In fact, liberty, whether it be in the traditional sense or freedom of speech, is something Turkey’s most famous writer has been outspoken about and subsequently chastised for in his homeland for years. In 2005, he blasted his country’s acquired amnesia about the 1915 Armenian genocide and for suppressing the Kurdish minority. Still, Pamuk does not see himself as a political figure. “I see myself as a writer who has fallen into the political side sometimes, based on some comments I made that were taboo. In Turkey, there are so many things we can’t talk about. I don’t have a political agenda. I have political ideas. But very few go into my novels.”
Recently, Pamuk, a Columbia University professor, closed on a Riverside Drive apartment. “I feel freer in New York,” Pamuk says. “In Turkey, I felt responsible for political sin, cultural sin — for everything.”

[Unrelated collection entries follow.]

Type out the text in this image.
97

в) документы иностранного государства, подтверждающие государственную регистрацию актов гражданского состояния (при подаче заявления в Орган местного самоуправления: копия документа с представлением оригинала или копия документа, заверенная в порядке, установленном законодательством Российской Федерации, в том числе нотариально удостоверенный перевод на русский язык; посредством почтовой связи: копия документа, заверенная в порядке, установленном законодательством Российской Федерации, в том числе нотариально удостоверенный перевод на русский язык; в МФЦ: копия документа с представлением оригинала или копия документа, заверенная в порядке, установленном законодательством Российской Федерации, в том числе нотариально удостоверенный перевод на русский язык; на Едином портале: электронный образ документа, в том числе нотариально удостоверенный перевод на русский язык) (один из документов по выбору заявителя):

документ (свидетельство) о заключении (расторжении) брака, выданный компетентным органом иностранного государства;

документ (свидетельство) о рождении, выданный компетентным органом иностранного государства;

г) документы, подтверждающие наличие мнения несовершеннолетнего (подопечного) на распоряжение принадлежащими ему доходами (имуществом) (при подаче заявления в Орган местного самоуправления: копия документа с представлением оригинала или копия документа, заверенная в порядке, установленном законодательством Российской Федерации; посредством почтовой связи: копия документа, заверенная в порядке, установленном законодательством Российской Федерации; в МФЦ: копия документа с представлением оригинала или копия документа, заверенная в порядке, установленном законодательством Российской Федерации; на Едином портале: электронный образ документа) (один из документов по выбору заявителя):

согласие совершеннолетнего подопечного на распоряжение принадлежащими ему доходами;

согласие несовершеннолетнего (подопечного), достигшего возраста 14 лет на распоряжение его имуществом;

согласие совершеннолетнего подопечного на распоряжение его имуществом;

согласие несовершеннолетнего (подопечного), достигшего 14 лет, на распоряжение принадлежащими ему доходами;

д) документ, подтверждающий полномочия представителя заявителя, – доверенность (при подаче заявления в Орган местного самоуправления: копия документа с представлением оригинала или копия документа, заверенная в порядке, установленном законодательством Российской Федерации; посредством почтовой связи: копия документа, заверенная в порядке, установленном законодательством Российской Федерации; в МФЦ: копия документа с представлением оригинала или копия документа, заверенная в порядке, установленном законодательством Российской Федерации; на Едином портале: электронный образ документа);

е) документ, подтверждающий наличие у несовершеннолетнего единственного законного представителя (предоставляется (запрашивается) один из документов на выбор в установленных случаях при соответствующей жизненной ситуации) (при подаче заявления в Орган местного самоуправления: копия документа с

His life in the States, however, remains quite uncomplicated. He doesn’t own a TV, preferring to read, take near-constant notes, spend time with his 16-year-old daughter, take walks and watch DVDs. Any downtime often leads him back to his desk. “Writing is neither a business nor a job, it is something I get delight from. And when I have more time, I write,” he said. “I am not such a superficial person to be happy with the success of my books. I need literature and writing not for my ego but sort of like a pill or medicine I need to take every day.”